The activation of EGFR begins with the binding of EGF to the extracellular domain of EGFR37,38. Binding of EGF to the extracellular domain of EGFR facilitates the formation of EGFR dimers. Dimerization triggers activation of the EGFR kinase domain, leading to EGFR phosphorylation and signal transduction in downstream pathway39,40. In this study, it was observed that CTXA rapidly suppressed EGFR phosphorylation. This finding suggests that CTXA may directly interact with EGFR, rather than exert its effects through transcriptional regulation. Based on it, we performed a molecular docking simulation and found that CTXA might bound to the EGFR extracellular domain. Then, the RMSD analysis calculated by molecular dynamic simulation was utilized to access the stability for the binding structure of CTXA interacted with the EGFR extracellular domain. The results indicated that the predicted complex model is credible. Subsequently, the results of the molecular interaction by SPR technology further suggested that CTXA directly interacts with the EGFR extracellular domain, exhibiting rapid binding and dissociation kinetics. Despite the relatively high KD value compared to the IC50 value, the interaction exhibited rapid binding kinetics, suggesting that the binding of CTXA to the extracellular domain of EGFR is rapid and direct. Collectively, as shown in Fig. 8, this interaction between CTXA and EGFR might suppress the phosphorylation of EGFR and its downstream pathways, ultimately exerting antitumor effects.

Fig. 8
figure 8

The regulatory mechanism for antitumor effects of CTXA against NSCLC cells via targeting EGFR.

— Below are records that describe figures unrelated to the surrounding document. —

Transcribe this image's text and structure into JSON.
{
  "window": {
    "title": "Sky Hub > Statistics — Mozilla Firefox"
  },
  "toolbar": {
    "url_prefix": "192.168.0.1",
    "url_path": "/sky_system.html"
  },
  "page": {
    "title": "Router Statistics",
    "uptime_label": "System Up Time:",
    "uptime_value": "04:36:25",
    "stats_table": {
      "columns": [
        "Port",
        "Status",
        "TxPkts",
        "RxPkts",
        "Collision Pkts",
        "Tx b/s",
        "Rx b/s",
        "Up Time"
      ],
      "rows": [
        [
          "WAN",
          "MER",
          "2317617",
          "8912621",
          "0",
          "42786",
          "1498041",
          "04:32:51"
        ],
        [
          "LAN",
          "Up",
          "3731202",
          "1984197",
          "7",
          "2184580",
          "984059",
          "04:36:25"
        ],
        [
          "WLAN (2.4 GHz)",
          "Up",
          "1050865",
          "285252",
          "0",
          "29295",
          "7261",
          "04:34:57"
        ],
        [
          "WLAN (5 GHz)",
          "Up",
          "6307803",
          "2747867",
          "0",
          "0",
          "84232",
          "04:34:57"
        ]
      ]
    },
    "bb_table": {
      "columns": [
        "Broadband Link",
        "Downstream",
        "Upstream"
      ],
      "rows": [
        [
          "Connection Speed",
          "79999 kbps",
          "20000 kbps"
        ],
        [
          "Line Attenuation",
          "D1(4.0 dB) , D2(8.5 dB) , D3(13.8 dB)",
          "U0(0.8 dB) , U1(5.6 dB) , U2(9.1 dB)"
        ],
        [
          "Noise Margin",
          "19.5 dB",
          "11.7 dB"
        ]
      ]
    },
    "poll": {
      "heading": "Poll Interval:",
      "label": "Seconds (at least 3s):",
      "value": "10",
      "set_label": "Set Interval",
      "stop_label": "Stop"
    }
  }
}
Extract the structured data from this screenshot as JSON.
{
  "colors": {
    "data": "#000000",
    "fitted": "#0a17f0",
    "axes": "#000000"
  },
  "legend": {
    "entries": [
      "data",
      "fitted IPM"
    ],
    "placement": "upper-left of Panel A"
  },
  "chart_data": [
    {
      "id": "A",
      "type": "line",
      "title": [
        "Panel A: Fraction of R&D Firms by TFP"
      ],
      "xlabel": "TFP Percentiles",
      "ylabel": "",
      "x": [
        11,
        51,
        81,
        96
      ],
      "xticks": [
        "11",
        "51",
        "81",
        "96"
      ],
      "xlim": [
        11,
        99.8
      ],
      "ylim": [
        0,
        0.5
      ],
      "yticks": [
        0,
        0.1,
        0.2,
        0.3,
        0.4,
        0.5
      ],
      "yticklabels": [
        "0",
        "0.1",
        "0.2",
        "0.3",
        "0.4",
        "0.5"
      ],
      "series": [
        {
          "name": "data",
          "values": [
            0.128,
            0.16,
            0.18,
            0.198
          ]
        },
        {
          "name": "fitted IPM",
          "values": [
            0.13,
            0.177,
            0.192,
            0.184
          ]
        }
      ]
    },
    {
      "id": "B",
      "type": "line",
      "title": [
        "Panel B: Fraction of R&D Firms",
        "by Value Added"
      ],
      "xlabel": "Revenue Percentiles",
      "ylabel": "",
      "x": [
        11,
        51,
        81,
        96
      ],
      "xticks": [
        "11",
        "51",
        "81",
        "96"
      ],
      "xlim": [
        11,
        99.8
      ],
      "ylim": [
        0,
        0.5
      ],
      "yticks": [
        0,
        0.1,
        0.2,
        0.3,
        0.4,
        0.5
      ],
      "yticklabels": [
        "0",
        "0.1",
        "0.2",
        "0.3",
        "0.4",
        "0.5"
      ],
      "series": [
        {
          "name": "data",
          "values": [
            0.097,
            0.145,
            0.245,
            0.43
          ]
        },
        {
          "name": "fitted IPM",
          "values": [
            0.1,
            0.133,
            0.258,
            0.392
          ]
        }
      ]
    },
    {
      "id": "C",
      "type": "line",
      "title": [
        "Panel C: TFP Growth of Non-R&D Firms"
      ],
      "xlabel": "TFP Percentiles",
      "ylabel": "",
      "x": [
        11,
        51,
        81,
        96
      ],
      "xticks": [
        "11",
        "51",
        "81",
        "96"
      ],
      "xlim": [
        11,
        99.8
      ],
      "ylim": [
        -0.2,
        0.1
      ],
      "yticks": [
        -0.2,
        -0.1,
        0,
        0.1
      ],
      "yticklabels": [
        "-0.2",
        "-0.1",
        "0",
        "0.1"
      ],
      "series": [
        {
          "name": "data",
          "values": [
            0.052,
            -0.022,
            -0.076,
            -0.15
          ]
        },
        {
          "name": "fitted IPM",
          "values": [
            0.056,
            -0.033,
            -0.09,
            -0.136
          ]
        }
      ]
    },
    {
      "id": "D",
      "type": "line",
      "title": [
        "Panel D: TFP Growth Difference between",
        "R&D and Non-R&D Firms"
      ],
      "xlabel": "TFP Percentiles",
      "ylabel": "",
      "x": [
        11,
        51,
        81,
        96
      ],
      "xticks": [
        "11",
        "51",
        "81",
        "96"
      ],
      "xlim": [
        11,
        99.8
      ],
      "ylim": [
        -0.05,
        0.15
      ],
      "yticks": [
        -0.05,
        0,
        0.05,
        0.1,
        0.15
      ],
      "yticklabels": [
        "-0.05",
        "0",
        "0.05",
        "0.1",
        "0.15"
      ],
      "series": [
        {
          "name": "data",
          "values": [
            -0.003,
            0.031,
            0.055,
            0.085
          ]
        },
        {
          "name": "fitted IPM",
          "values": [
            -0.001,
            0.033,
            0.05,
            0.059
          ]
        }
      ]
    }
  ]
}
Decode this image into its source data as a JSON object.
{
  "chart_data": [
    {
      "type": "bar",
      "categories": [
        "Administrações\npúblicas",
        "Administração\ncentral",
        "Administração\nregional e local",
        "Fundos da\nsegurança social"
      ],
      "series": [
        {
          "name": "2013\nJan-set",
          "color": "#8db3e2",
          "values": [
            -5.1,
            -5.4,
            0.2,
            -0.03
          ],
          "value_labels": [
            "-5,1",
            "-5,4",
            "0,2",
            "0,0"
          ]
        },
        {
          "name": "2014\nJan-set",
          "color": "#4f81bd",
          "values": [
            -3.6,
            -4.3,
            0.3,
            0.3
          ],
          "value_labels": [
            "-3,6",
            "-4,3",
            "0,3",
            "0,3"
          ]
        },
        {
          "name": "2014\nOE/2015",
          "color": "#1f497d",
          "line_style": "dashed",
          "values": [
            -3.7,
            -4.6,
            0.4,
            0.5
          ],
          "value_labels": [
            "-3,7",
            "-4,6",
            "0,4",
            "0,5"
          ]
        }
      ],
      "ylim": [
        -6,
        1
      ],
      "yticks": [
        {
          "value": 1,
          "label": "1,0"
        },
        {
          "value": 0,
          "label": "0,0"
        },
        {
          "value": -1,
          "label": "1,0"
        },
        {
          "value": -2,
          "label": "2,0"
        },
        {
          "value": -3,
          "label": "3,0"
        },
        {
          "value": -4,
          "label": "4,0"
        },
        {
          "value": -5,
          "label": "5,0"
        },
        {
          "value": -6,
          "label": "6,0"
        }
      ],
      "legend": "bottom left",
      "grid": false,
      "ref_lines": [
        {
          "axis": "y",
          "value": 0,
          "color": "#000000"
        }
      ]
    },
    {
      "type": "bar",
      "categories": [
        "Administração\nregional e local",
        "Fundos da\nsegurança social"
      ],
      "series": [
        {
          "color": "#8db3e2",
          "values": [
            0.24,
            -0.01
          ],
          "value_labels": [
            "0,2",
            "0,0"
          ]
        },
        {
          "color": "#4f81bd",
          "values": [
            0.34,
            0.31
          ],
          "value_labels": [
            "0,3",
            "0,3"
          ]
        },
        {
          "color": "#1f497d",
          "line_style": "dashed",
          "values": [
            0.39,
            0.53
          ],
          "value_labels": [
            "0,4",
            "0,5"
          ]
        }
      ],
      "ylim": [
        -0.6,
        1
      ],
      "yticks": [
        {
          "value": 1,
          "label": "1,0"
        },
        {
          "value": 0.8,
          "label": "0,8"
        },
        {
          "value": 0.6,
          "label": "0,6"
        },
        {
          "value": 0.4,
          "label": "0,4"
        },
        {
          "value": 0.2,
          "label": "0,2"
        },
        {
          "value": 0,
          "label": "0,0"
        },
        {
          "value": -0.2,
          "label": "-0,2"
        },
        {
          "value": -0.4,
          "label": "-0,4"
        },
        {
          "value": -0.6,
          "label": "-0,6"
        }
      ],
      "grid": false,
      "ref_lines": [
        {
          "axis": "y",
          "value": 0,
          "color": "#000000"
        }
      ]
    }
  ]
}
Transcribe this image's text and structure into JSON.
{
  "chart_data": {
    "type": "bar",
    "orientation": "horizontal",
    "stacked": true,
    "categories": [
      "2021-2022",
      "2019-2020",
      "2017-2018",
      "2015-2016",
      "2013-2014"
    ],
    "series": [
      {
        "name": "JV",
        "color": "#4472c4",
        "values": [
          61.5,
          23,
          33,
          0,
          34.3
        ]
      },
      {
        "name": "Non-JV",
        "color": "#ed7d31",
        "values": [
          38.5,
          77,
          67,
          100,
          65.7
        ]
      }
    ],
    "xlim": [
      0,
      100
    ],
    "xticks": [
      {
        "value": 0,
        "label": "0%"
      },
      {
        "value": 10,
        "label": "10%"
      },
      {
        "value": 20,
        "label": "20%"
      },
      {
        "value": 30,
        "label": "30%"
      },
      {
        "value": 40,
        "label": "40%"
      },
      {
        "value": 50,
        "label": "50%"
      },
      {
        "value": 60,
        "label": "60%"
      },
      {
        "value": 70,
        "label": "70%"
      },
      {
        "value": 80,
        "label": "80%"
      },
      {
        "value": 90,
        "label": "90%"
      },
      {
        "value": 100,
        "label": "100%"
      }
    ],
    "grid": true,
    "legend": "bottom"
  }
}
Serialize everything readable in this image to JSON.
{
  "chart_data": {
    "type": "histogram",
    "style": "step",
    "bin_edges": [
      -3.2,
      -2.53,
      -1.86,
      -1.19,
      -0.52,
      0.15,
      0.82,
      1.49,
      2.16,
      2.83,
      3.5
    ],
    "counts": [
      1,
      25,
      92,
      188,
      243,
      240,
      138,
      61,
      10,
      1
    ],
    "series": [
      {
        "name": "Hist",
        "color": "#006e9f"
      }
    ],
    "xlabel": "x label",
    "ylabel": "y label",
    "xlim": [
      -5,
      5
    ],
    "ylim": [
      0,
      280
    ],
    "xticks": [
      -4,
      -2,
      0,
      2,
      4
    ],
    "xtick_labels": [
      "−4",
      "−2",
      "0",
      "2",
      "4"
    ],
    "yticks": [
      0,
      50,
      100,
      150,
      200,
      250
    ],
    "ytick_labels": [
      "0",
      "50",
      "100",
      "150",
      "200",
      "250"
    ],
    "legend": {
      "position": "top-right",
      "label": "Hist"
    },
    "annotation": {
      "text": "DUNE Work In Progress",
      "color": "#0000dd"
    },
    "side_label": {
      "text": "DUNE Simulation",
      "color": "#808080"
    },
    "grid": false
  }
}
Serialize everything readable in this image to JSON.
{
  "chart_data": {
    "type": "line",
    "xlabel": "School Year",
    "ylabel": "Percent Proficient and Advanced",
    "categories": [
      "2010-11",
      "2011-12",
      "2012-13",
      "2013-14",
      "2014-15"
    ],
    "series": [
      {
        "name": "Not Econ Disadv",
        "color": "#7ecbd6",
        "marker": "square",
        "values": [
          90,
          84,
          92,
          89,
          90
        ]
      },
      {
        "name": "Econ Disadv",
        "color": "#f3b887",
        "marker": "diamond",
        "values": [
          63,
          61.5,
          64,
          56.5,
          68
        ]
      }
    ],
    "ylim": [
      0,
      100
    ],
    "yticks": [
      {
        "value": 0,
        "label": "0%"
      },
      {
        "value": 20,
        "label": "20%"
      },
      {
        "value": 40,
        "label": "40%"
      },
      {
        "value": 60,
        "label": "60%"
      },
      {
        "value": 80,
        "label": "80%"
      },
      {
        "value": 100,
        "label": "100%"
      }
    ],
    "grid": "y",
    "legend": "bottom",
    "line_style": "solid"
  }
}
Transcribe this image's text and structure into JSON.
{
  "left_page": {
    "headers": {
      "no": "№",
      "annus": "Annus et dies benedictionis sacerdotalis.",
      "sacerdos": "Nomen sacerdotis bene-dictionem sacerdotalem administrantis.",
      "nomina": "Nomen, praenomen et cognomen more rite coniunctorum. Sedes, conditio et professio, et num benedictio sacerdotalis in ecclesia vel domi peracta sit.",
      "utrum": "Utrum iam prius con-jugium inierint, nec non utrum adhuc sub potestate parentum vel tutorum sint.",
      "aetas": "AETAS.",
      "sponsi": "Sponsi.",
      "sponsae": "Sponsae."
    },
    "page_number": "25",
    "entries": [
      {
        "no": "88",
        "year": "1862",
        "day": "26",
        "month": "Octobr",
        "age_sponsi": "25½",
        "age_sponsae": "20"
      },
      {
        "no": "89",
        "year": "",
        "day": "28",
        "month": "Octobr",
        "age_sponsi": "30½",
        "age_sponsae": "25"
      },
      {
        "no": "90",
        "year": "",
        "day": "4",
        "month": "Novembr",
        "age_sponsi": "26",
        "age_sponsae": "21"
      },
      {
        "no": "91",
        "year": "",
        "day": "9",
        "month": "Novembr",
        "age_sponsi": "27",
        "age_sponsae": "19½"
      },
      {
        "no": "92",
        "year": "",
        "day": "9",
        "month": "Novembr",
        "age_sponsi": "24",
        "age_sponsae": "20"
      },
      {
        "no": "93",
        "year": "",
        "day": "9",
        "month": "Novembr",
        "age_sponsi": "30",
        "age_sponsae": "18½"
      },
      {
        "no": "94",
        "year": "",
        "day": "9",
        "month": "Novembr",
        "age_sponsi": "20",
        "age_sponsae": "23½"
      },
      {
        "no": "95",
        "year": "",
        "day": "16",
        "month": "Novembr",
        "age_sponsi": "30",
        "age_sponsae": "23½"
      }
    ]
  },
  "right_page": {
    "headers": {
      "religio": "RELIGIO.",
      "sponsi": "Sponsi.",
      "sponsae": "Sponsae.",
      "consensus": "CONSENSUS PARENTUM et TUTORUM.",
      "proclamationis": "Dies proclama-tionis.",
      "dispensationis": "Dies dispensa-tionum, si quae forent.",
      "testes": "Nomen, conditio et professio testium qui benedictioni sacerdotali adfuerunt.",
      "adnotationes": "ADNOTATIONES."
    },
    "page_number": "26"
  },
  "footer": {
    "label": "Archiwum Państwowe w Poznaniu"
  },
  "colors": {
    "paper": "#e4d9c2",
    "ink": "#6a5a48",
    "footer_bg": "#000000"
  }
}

Due to the limitations of EGFR-TKIs, platinum-based chemotherapy, including cDDP, has been used as one of the primary treatments for most advanced NSCLC patients. However, the efficacy of platinum-based chemotherapy is not always satisfactory. It has been reported that Erk may be positively correlated with multidrug resistance in many cancers41,42. Numerous studies have suggested that downregulation of Erk signaling may reverse drug resistance and enhance sensitivity to cDDP in NSCLC cells19,20. Furthermore, we found that (−)-Epigallocatechin-3-gallate derivatives in combination with cDDP exhibited synergistic inhibition in NSCLC cells by targeting EGFR in our previous studies17,43. Therefore, in this study, we evaluated whether CTXA may enhance chemosensitivity to cDDP in A549 cells through the EGFR/Erk pathway. These results suggest that CTXA combined with cDDP exerts synergistic inhibitory effects on A549 cells via suppression of p-EGFR and p-Erk. However, the above results were based on an in vitro study and there is no evidence that CTXA could also exert similar effects in vivo. A more detailed in vivo study elucidating the mechanism of action is ongoing, and will be reported in due course.

Conclusions

In summary, our study, for the first time, demonstrated that CTXA exerts its antitumor effect and enhances chemosensitivity to cDDP in vitro by binding to the EGFR extracellular domain and suppressing EGFR and its downstream signaling. These findings will provide a scientific basis for further study and development of novel treatments for NSCLC harboring WT-EGFR.